I’ve finally worked out what watching Lee Anderson speak is like. It was today (5 September) at this year’s Reform conference after he was introduced as a “famous international comedian”. Lee Anderson is a Peter Kay set gone wrong. Like Peter Kay, that is, he relies on sequences, routines, anecdotes and political catchphrases, all ungirded by his working-class upbringing and demotic. He is substantially a nostalgia act, a reminder of the world of working men’s clubs, half pints of bitter, and packets of ten Bensons. Unlike Peter Kay, however, he is awful.
First the catchphrases, which start from his entrance, where Lee leads a chant of “Here we go”, conducting the audience with swinging arms. Then he really warms up. We had “Mastermind” David Lammy. We had “I want my country back” (indeed we had the panto follow-up: “Do you want your country back?” “Yes!”). We had, “Do not fear, Reform are ‘ere.” And we had “Reward the workers, not the shirkers.”
Then the routines. First, there was a gag about Angela Rayner’s financial adviser – it was actually Diane Abbott! Then there was another about Jeremy Kyle, who at this year’s Reform conference has bizarrely been given the job of roaming around interviewing attendees, and generally pretending that he is nice. “Where’s that lie detector?” Lee asked him. “Keir Starmer would run a mile if he saw that.” Then Lee told us about his schooldays. He called his teachers “Miss” and “Sir” – not “Mx”! And there weren’t any drag queens reading stories either – they would have been exiled to the “funny farm”.
This is mostly pretty harmless stuff, if it were confined to some upstairs pub room in Ashfield as part of an overexcited bid at stand-up. But the problem is that Lee’s politics are like this too, formulated in cliches and visceral generalisations. Britain has “lost that work ethic”, he told us, the one he learned down the pit with the “lads”, “doing a shift”. And learned from his parents, who worked long hours and tended their vegetable patch in the garden at the weekend – “that was our food bank”.
But since the days of 1970s Nottinghamshire, a rot has set in. We have a generation of young people who have “never heard an alarm clock go off”. We’ve become a nation of whingers, begging for a “sicknote for six months off with mental illnesses”. Some hard work – some “decent graft” and “tough love” – would put us straight. “Benefits should be a safety net, not a career option.” Oh, and that £20bn black hole? Lee could fix that in an instant: stop paying for David Lammy’s flights and food.

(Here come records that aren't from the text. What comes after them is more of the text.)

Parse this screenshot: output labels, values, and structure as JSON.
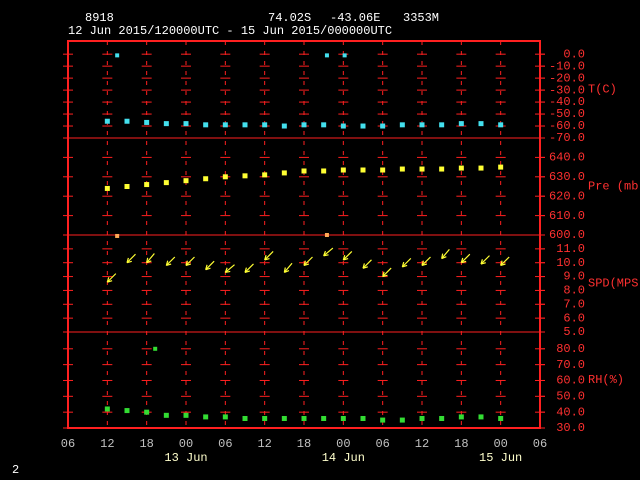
{
  "header": {
    "station": "8918",
    "lat": "74.02S",
    "lon": "-43.06E",
    "elevation": "3353M",
    "period": "12 Jun 2015/120000UTC - 15 Jun 2015/000000UTC",
    "page": "2"
  },
  "chart_data": [
    {
      "type": "scatter",
      "y_label": "T(C)",
      "color": "#44e0ee",
      "ylim": [
        -70,
        11
      ],
      "yticks": [
        {
          "value": 0,
          "label": "0.0"
        },
        {
          "value": -10,
          "label": "-10.0"
        },
        {
          "value": -20,
          "label": "-20.0"
        },
        {
          "value": -30,
          "label": "-30.0"
        },
        {
          "value": -40,
          "label": "-40.0"
        },
        {
          "value": -50,
          "label": "-50.0"
        },
        {
          "value": -60,
          "label": "-60.0"
        },
        {
          "value": -70,
          "label": "-70.0"
        }
      ],
      "x": [
        6,
        9,
        12,
        15,
        18,
        21,
        24,
        27,
        30,
        33,
        36,
        39,
        42,
        45,
        48,
        51,
        54,
        57,
        60,
        63,
        66
      ],
      "values": [
        -56,
        -56,
        -57,
        -58,
        -58,
        -59,
        -59,
        -59,
        -59,
        -60,
        -59,
        -59,
        -60,
        -60,
        -60,
        -59,
        -59,
        -59,
        -58,
        -58,
        -59
      ],
      "outliers": {
        "x": [
          7.5,
          39.5,
          42.2
        ],
        "values": [
          -1,
          -1,
          -1
        ],
        "color": "#44e0ee"
      }
    },
    {
      "type": "scatter",
      "y_label": "Pre (mb)",
      "color": "#ffff33",
      "ylim": [
        600,
        650
      ],
      "yticks": [
        {
          "value": 640,
          "label": "640.0"
        },
        {
          "value": 630,
          "label": "630.0"
        },
        {
          "value": 620,
          "label": "620.0"
        },
        {
          "value": 610,
          "label": "610.0"
        },
        {
          "value": 600,
          "label": "600.0"
        }
      ],
      "x": [
        6,
        9,
        12,
        15,
        18,
        21,
        24,
        27,
        30,
        33,
        36,
        39,
        42,
        45,
        48,
        51,
        54,
        57,
        60,
        63,
        66
      ],
      "values": [
        624,
        625,
        626,
        627,
        628,
        629,
        630,
        630.5,
        631,
        632,
        633,
        633,
        633.5,
        633.5,
        633.5,
        634,
        634,
        634,
        634.5,
        634.5,
        635
      ],
      "outliers": {
        "x": [
          7.5,
          39.5
        ],
        "values": [
          599.5,
          600
        ],
        "color": "#ffaa55"
      }
    },
    {
      "type": "vector",
      "y_label": "SPD(MPS)",
      "color": "#ffff33",
      "ylim": [
        5,
        12
      ],
      "yticks": [
        {
          "value": 11,
          "label": "11.0"
        },
        {
          "value": 10,
          "label": "10.0"
        },
        {
          "value": 9,
          "label": "9.0"
        },
        {
          "value": 8,
          "label": "8.0"
        },
        {
          "value": 7,
          "label": "7.0"
        },
        {
          "value": 6,
          "label": "6.0"
        },
        {
          "value": 5,
          "label": "5.0"
        }
      ],
      "x": [
        6,
        9,
        12,
        15,
        18,
        21,
        24,
        27,
        30,
        33,
        36,
        39,
        42,
        45,
        48,
        51,
        54,
        57,
        60,
        63,
        66
      ],
      "values": [
        8.6,
        10,
        10,
        9.8,
        9.8,
        9.5,
        9.3,
        9.3,
        10.2,
        9.3,
        9.8,
        10.5,
        10.2,
        9.6,
        9,
        9.7,
        9.8,
        10.3,
        10,
        9.9,
        9.8
      ],
      "direction": [
        45,
        45,
        40,
        45,
        45,
        45,
        50,
        45,
        45,
        40,
        45,
        50,
        45,
        45,
        45,
        45,
        45,
        40,
        45,
        45,
        45
      ]
    },
    {
      "type": "scatter",
      "y_label": "RH(%)",
      "color": "#33dd33",
      "ylim": [
        30,
        90.6
      ],
      "yticks": [
        {
          "value": 80,
          "label": "80.0"
        },
        {
          "value": 70,
          "label": "70.0"
        },
        {
          "value": 60,
          "label": "60.0"
        },
        {
          "value": 50,
          "label": "50.0"
        },
        {
          "value": 40,
          "label": "40.0"
        },
        {
          "value": 30,
          "label": "30.0"
        }
      ],
      "x": [
        6,
        9,
        12,
        15,
        18,
        21,
        24,
        27,
        30,
        33,
        36,
        39,
        42,
        45,
        48,
        51,
        54,
        57,
        60,
        63,
        66
      ],
      "values": [
        42,
        41,
        40,
        38,
        38,
        37,
        37,
        36,
        36,
        36,
        36,
        36,
        36,
        36,
        35,
        35,
        36,
        36,
        37,
        37,
        36
      ],
      "outliers": {
        "x": [
          13.3
        ],
        "values": [
          80
        ],
        "color": "#33dd33"
      },
      "xlim": [
        0,
        72
      ],
      "xticks": [
        {
          "value": 0,
          "label": "06"
        },
        {
          "value": 6,
          "label": "12"
        },
        {
          "value": 12,
          "label": "18"
        },
        {
          "value": 18,
          "label": "00"
        },
        {
          "value": 24,
          "label": "06"
        },
        {
          "value": 30,
          "label": "12"
        },
        {
          "value": 36,
          "label": "18"
        },
        {
          "value": 42,
          "label": "00"
        },
        {
          "value": 48,
          "label": "06"
        },
        {
          "value": 54,
          "label": "12"
        },
        {
          "value": 60,
          "label": "18"
        },
        {
          "value": 66,
          "label": "00"
        },
        {
          "value": 72,
          "label": "06"
        }
      ],
      "annotations": [
        {
          "x": 18,
          "text": "13 Jun"
        },
        {
          "x": 42,
          "text": "14 Jun"
        },
        {
          "x": 66,
          "text": "15 Jun"
        }
      ]
    }
  ]
}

It goes without saying that is a wildly inaccurate assessment of Britain’s civic culture and social issues. For one, in Lee’s analysis of where this world – graft, respectability, early mornings – vanished to, he doesn’t utter the word “Thatcher” once. The same petit-bourgeois virtues that she personified are elided with a lost world of working-class respectability, exactly the one that her policies helped to dissolve. And while Lee Anderson’s work at the Citizens Advice Bureau and supporting homeless care leavers after his mining career ended should be commended, it seems to have a produced a hard, mean, unsympathetic politics. “That was our food bank.”
But even if it’s wild, it’s obvious what use this act, and this politics, has to Reform UK. Nostalgia is like the rain in Britain: bitter, chilling and ubiquitous. The belief that the good is gone and the worst is on its way is a reliable human lapse. In the context of relative British decline, it can become a vicious one. Increasingly, the direction of our political future is being driven by visions of some imagined past.